Page 37 of Genesis

I take a seat, exhaling as I look at the TV and running my hands over my jean-covered thighs. She’s watching some movie,Pretty Woman, I think is the name. I only know because she’s watched it before.

“Everything all right?” I ask, not looking away from the TV.

“Yeah,” she replies. “What have you been doing all day?”

“You really want to know?”

“Maybe not,” she says. She’s still dressed in jeans and a tank top.

“Come on,” I say, standing up.

“Come on where?”

“It’s your fucking birthday, Little Girl. Let’s go have some fun.”

“I don’t know Danny. Mom’s really sick tonight.”

And that’s why she’s at home. She’s always looking after her mom. I hate that shit. I hate it for her, but mostly, I hate it for me, because when her mom dies, she’s leaving.

Part of me wants to stop coming to her room so much, so I can prepare myself for what’s to come. I’m a selfish prick. I should be there for her.

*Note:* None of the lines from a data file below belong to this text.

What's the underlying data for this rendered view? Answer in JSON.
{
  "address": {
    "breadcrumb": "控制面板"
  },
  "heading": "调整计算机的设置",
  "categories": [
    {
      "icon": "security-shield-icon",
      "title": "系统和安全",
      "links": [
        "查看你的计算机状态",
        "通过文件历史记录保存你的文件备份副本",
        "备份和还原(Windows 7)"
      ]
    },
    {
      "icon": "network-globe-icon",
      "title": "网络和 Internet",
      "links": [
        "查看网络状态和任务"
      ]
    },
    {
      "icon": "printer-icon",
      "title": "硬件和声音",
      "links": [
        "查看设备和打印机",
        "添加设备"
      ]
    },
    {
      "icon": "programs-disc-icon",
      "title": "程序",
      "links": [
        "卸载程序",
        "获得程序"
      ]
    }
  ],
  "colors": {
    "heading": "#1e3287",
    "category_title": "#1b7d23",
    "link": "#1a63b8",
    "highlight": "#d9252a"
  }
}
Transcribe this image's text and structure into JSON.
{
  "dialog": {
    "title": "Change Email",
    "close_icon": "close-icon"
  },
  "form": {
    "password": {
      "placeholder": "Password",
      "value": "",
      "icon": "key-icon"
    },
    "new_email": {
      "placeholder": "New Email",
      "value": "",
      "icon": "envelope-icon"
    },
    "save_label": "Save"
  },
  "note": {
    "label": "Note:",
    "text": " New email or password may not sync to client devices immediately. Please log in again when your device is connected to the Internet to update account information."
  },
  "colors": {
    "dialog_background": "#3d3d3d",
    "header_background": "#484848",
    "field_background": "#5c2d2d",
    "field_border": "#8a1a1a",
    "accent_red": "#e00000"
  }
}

“Your mom has her brother if something goes wrong. You only live once. We’re going out.”

She pulls her bottom lip into her mouth, contemplating what I’ve said, but she doesn’t have a choice. She’s coming. “Grab a jacket or whatever. You don’t need to wear that tank top.”

She scoffs. “It’s nearly summer. I’m not wearing a jacket, and besides, what’s wrong with this?” she asks, looking down at her shirt.

Bexley’s thirteen now, and men are perverted assholes, especially some of the ones I know. “Just do what I say,” I tell her.

She rolls her eyes. “Fine,” she says, standing up. She turns away from me and lifts her shirt up over her head as she walks to her closet. I stare at her back. She has a birthmark near her right hip, and I count the small freckles crawling up her spine. There are four.

She pulls a shirt over her head and turns back around.

“Better?” she asks.

“Better,” I reply. “Go tell your mom you’re going out with some friends.”

“Okay,” she says. “Be back.”

I sit in her room as she goes and talks to her mom. I’ve been in here several times since she moved next door. Her mom is getting sicker by the day, and Bexley is a sad person. She doesn’t talk about it, but it’s the elephant in the room.

I look at the white comforter with colorful flowers on it. My eyes roam over the CDs she has near her stereo and the posters she has up of boy bands. Candles sit on her dresser, and on her nightstand rests a small picture frame of her and her mom. She walks back into the room.

“She’s asleep, so I left a note.”

“Okay.”

We both climb down the ladder, and I move it out of sight as we take off down the street. Johnny will have something to say about this, but I don’t give a shit. Tonight, I’m hanging with my girl, because she isn’t like other girls.

Bexley is cool. She may be younger than me and the girls I mess around with, but she’s older in the way she acts and carries herself. She’s not immature and doesn’t laugh when something is not funny. She doesn’t get mad for no reason, and she doesn’t play games.

Bexley’s straight-up.

“Where are we going?” she asks.

“I want to take you to where I hang out.”

She looks over at me. “Danny, I don’t think that’s a good idea.”